One gift for the Giver

So what does God want for Christmas? What is the one thing that God would love to have, and you get the opportunity to give it to him? 

Faith. Instead of questioning if God “can” do what he says, like Zechariah, you can process God’s promises, like Mary, while believing God “will” do what he says.

Sometimes faith just leaps off the cliff and trusts that God is a good catcher. Sometimes faith asks honest questions—not arguing, not disagreeing, not knowing better—just wondering in amazement what God is up to. It agrees that what God says is always true, this his word is always “fulfilled” even when it seems impossible.

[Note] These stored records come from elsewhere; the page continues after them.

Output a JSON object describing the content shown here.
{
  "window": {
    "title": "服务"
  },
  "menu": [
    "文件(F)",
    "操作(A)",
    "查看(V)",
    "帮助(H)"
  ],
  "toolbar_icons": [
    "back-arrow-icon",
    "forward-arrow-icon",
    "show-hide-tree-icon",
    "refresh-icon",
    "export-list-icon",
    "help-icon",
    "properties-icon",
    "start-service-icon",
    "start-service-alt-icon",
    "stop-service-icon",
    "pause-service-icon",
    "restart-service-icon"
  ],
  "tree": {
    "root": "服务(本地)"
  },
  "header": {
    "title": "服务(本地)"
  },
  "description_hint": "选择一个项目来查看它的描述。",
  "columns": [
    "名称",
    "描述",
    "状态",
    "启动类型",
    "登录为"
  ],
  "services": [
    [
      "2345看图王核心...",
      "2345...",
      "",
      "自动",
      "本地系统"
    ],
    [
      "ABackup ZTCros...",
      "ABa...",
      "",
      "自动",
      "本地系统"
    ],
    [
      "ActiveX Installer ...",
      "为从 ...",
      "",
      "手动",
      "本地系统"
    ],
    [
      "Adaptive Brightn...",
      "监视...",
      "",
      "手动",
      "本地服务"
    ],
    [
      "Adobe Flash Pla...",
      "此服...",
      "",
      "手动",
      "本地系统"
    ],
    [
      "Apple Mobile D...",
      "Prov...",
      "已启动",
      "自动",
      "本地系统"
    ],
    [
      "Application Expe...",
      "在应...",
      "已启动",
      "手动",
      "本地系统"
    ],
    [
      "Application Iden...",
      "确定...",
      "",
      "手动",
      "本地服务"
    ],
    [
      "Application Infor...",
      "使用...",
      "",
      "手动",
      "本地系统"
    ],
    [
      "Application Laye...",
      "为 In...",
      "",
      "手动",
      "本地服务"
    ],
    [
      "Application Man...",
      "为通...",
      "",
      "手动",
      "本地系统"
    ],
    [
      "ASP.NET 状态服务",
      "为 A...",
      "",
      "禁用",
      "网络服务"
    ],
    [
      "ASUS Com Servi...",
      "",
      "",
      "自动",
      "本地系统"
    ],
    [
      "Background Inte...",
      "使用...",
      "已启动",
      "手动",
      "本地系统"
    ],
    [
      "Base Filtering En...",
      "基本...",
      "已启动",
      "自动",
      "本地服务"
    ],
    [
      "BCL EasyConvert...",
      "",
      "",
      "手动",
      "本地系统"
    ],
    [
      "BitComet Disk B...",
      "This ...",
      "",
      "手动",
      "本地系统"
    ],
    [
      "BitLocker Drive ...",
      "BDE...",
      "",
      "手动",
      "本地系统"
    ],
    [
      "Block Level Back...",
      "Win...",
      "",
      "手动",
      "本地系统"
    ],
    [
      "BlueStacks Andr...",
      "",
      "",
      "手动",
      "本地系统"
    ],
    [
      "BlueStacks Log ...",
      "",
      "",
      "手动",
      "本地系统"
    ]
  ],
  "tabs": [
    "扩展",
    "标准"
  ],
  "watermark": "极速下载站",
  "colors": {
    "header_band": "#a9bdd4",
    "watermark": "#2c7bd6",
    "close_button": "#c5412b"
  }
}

How, then, can you have more faith? This is very important. Focus less on your trusting and more on God’s words of promise. Like the solution for solving your hunger is not focusing on your hunger, but not a good meal. 

Pay attention this Christmas. Listen. Observe. Take in all of what God offers at the birth of Jesus Christ. And believe what God can do in your heart, your home, and our world. 

PRAYER: Dear God of Christmas, thank you for the gift of your Son Jesus. I’d like to give you a gift, too. I give you my faith. I believe your saving words and works are true. I trust what you are doing in my life. Amen.

FURTHER MEDITATION: Read Luke 1:5-38. Notice the two different responses—Zechariah and Mary. God’s concern and care for Zechariah shapes some discipline for this man, to nurture a faith that he didn’t yet have. Notice how it works!